I think it's worth being explicit here about whether increases in resources under control are due to  appreciation of existing capital or allocation of new capital.

If you're talking about appreciation, then if the firm earns 5% returns on average and the rogue employee earns 10% then the time for their resources to be equal would be  = 189 years, not 13.

If you're instead talking about capital allocation then swings much faster than yearly doublings are very easy to imagine - for a non-AGI example see Blackrock's assets under management.

In general I think you could make the argument stronger by looking empirically at the dynamics by which the large passive investing funds acquired multiple trillions in managed assets with (as I understand it) relatively small pricing edges and no strategic edge, and extrapolating from there.

Assuming that the discounted value of a monopoly in this IP is reasonably close to Alice’s cost of training, e.g. 1x-3x, competition between Alpha and Beta only shrinks the available profits by half, and Beta expects to acquire between 10%-50% of the market,

Basic econ q here: I think that 2 competitors can often cut the profits by much more than half, because they can always undercut each other until they hit the cost of production. Especially if you're going from 1 seller to 2, I think that can shift a market from monopoly to not-a-monopoly, so I think it might be a lot less valuable.
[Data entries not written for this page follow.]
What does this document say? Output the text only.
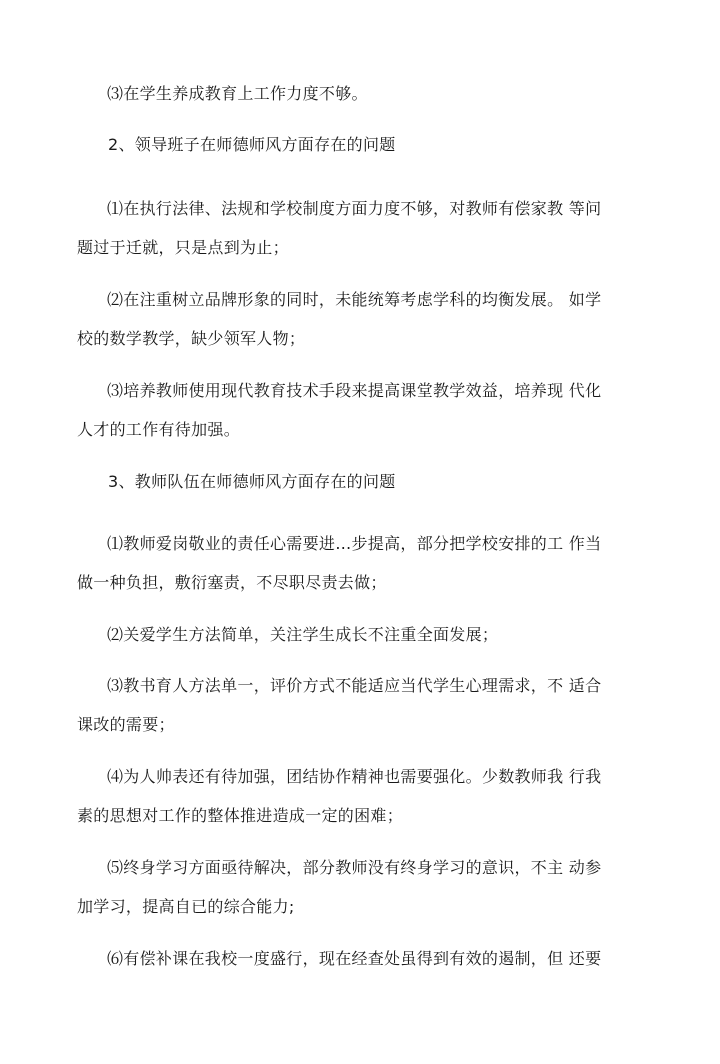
⑶在学生养成教育上工作力度不够。
2、领导班子在师德师风方面存在的问题
⑴在执行法律、法规和学校制度方面力度不够，对教师有偿家教 等问
题过于迁就，只是点到为止；
⑵在注重树立品牌形象的同时，未能统筹考虑学科的均衡发展。 如学
校的数学教学，缺少领军人物；
⑶培养教师使用现代教育技术手段来提高课堂教学效益，培养现 代化
人才的工作有待加强。
3、教师队伍在师德师风方面存在的问题
⑴教师爱岗敬业的责任心需要进…步提高，部分把学校安排的工 作当
做一种负担，敷衍塞责，不尽职尽责去做；
⑵关爱学生方法简单，关注学生成长不注重全面发展；
⑶教书育人方法单一，评价方式不能适应当代学生心理需求，不 适合
课改的需要；
⑷为人帅表还有待加强，团结协作精神也需要强化。少数教师我 行我
素的思想对工作的整体推进造成一定的困难；
⑸终身学习方面亟待解决，部分教师没有终身学习的意识，不主 动参
加学习，提高自已的综合能力;
⑹有偿补课在我校一度盛行，现在经查处虽得到有效的遏制，但 还要
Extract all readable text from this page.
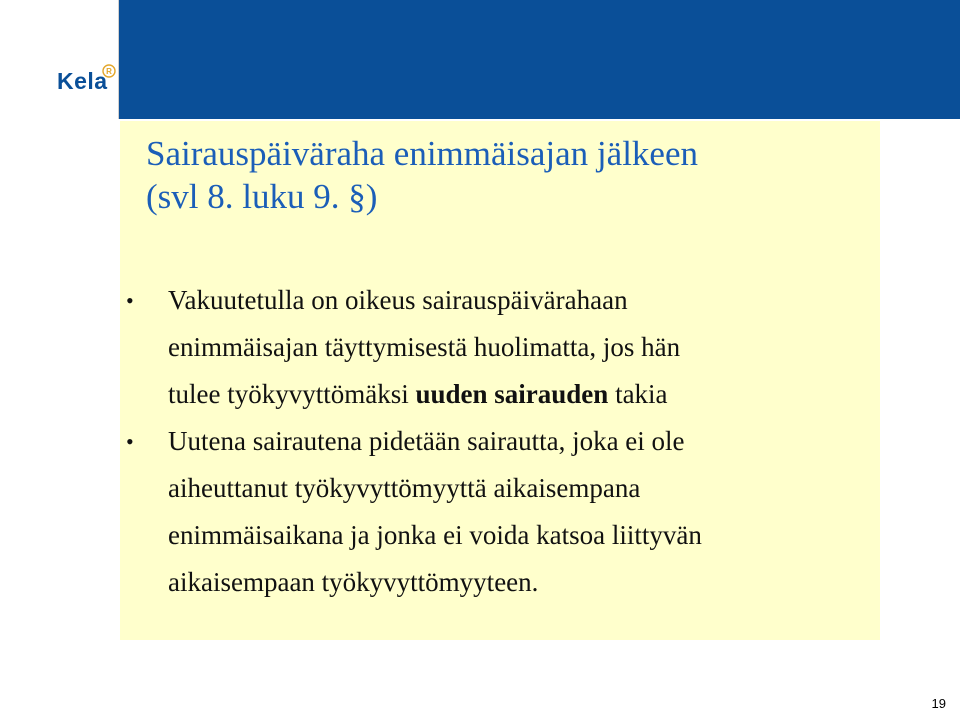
Kela
R
Sairauspäiväraha enimmäisajan jälkeen
(svl 8. luku 9. §)
• Vakuutetulla on oikeus sairauspäivärahaan
enimmäisajan täyttymisestä huolimatta, jos hän
tulee työkyvyttömäksi uuden sairauden takia
• Uutena sairautena pidetään sairautta, joka ei ole
aiheuttanut työkyvyttömyyttä aikaisempana
enimmäisaikana ja jonka ei voida katsoa liittyvän
aikaisempaan työkyvyttömyyteen.
19
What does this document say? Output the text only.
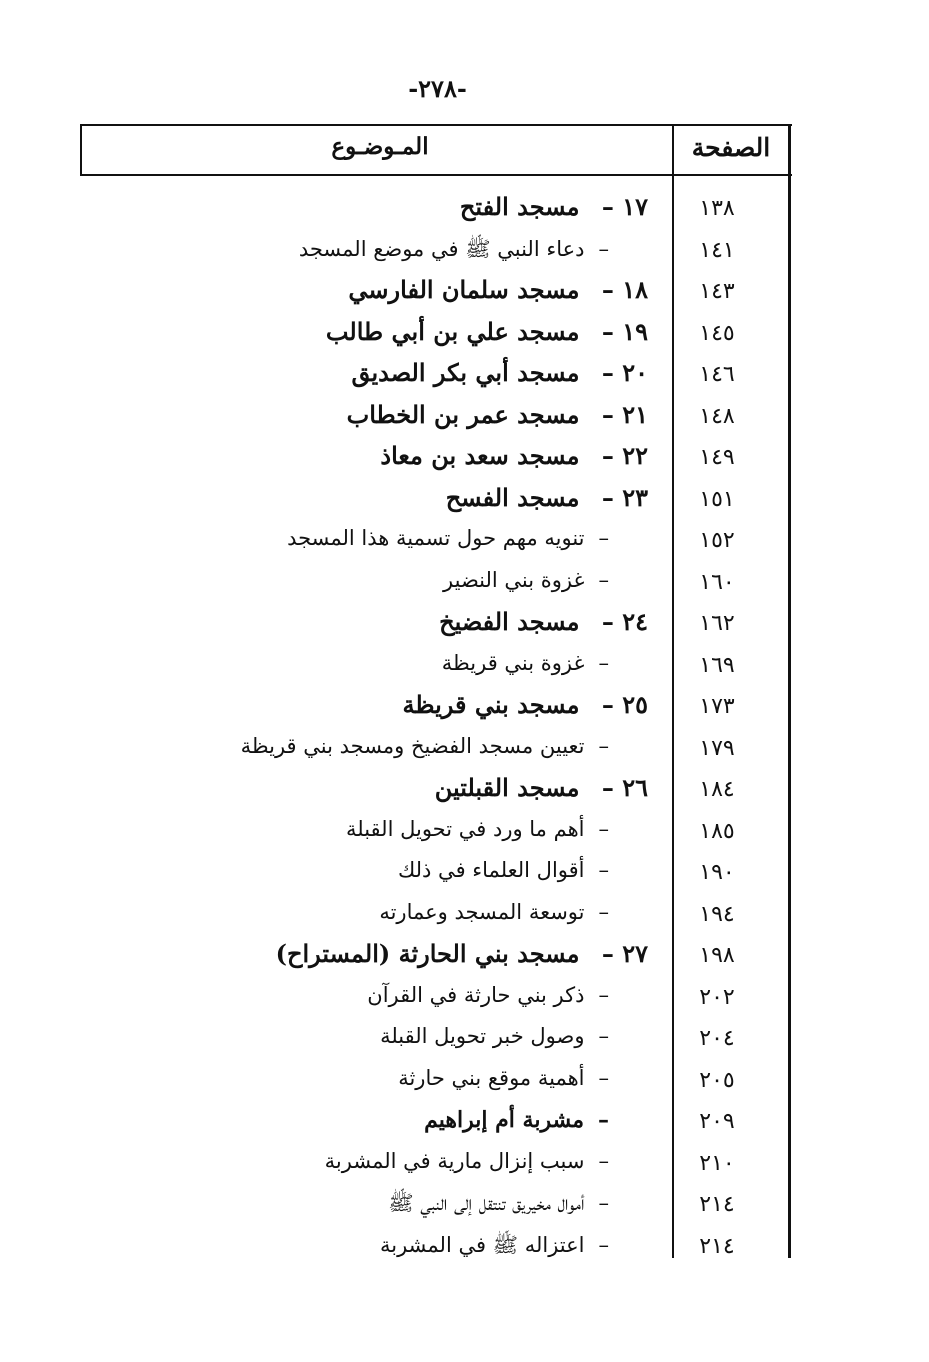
-٢٧٨-
الصفحة
المـوضـوع
١٣٨
١٧ – مسجد الفتح
١٤١
–دعاء النبي ﷺ في موضع المسجد
١٤٣
١٨ – مسجد سلمان الفارسي
١٤٥
١٩ – مسجد علي بن أبي طالب
١٤٦
٢٠ – مسجد أبي بكر الصديق
١٤٨
٢١ – مسجد عمر بن الخطاب
١٤٩
٢٢ – مسجد سعد بن معاذ
١٥١
٢٣ – مسجد الفسح
١٥٢
–تنويه مهم حول تسمية هذا المسجد
١٦٠
–غزوة بني النضير
١٦٢
٢٤ – مسجد الفضيخ
١٦٩
–غزوة بني قريظة
١٧٣
٢٥ – مسجد بني قريظة
١٧٩
–تعيين مسجد الفضيخ ومسجد بني قريظة
١٨٤
٢٦ – مسجد القبلتين
١٨٥
–أهم ما ورد في تحويل القبلة
١٩٠
–أقوال العلماء في ذلك
١٩٤
–توسعة المسجد وعمارته
١٩٨
٢٧ – مسجد بني الحارثة (المستراح)
٢٠٢
–ذكر بني حارثة في القرآن
٢٠٤
–وصول خبر تحويل القبلة
٢٠٥
–أهمية موقع بني حارثة
٢٠٩
–مشربة أم إبراهيم
٢١٠
–سبب إنزال مارية في المشربة
٢١٤
–أموال مخيريق تنتقل إلى النبي ﷺ
٢١٤
–اعتزاله ﷺ في المشربة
Still, obviously likely to be worth it to the second company, so I totally expect the competition to happen.

This point feels related to the AlphaGo behavior everyone puzzled over early where it would consistently win by very few points.

I have this head-chunked as approximately undercutting the opponent until they hit the cost of victory.

Yeah, I'm really not sure how the monopoly -> non-monopoly dynamics play out in practice. In theory, perfect competition should drive the cost to the cost of marginal production, which is very low for software. I briefly tried getting empirical data for this, but couldn't find it, plausibly since I didn't really know the right search terms.